Barley, oats and maize

Total barley availability for 2021/22 is estimated down 1.32m tonnes on last season, to 8.25m tonnes, mainly due to a 12% reduction in forecast production and a 22% reduction in opening stocks.

Meanwhile barley consumption for H&I usage is expected to be up by 9% to 1.87m tonnes.

“Despite some logistical issues, the outlook looks more positive for brewers, maltsters, and distillers, as sales of beer and alcohol are understood to be back to pre-Covid levels,’’ says Ms Hesketh.

Availability of oats for 2021/22 is up 13% to 1.31m tonnes, with a high proportion on account of larger production.

At 1.15m tonnes, this is the largest crop since 1972 and attributed to higher yields.

Total domestic consumption is up 1% to 974,000 tonnes.

Increased usage is forecast in animal feed demand, up 2% to 407,000 tonnes, down to feed oat prices at a sizeable discount to other cereals.

With consumption relatively unchanged and availability up, end-season stocks for 2021/22 are forecast up 93% year-on-year to 284,000 tonnes.

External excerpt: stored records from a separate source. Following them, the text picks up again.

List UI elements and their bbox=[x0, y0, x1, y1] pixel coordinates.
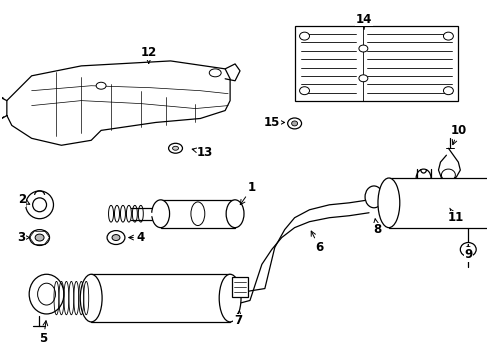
Ellipse shape bbox=[299, 87, 309, 95]
Bar bbox=[161, 200, 235, 228]
Text: 1: 1 bbox=[240, 181, 256, 204]
Ellipse shape bbox=[443, 87, 452, 95]
Ellipse shape bbox=[443, 32, 452, 40]
Text: 5: 5 bbox=[40, 321, 48, 345]
Ellipse shape bbox=[29, 274, 64, 314]
Bar bbox=[232, 277, 247, 297]
Ellipse shape bbox=[225, 200, 244, 228]
Ellipse shape bbox=[168, 143, 182, 153]
Text: 15: 15 bbox=[263, 116, 284, 129]
Ellipse shape bbox=[464, 247, 471, 252]
Ellipse shape bbox=[358, 75, 367, 82]
Text: 4: 4 bbox=[128, 231, 144, 244]
Ellipse shape bbox=[112, 235, 120, 240]
Ellipse shape bbox=[377, 178, 399, 228]
Bar bbox=[294, 26, 457, 100]
Text: 14: 14 bbox=[355, 13, 371, 29]
Ellipse shape bbox=[151, 200, 169, 228]
Text: 8: 8 bbox=[372, 219, 380, 236]
Ellipse shape bbox=[96, 82, 106, 89]
Text: 12: 12 bbox=[141, 46, 157, 63]
Ellipse shape bbox=[35, 234, 44, 241]
Text: 11: 11 bbox=[447, 208, 463, 224]
Ellipse shape bbox=[358, 45, 367, 52]
Text: 6: 6 bbox=[310, 231, 323, 254]
Ellipse shape bbox=[287, 118, 301, 129]
Ellipse shape bbox=[291, 121, 297, 126]
Bar bbox=[388, 178, 488, 228]
Text: 3: 3 bbox=[18, 231, 30, 244]
Text: 9: 9 bbox=[463, 244, 471, 261]
Ellipse shape bbox=[459, 243, 475, 256]
Ellipse shape bbox=[219, 274, 241, 322]
Ellipse shape bbox=[365, 186, 382, 208]
Text: 10: 10 bbox=[449, 124, 466, 145]
Ellipse shape bbox=[209, 69, 221, 77]
Ellipse shape bbox=[26, 191, 53, 219]
Ellipse shape bbox=[299, 32, 309, 40]
Ellipse shape bbox=[80, 274, 102, 322]
Ellipse shape bbox=[30, 230, 49, 246]
Text: 2: 2 bbox=[18, 193, 30, 206]
Ellipse shape bbox=[107, 231, 124, 244]
Ellipse shape bbox=[172, 146, 178, 150]
Ellipse shape bbox=[441, 204, 454, 216]
Text: 13: 13 bbox=[192, 146, 213, 159]
Ellipse shape bbox=[445, 207, 450, 212]
Text: 7: 7 bbox=[234, 311, 242, 327]
Bar bbox=[91, 274, 230, 322]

Maize availability is forecast to be down to 2.12m tonnes, mostly due to an expected 26% reduction in imports.

Consumption is also forecast down for both H&I usage and animal feed demand alike.

“However, in a case that freight issues ease and maize prices become more competitive to UK wheat, we could see higher use of maize as a feedstock in ethanol production and in animal feed rations,’’ says Ms Hesketh.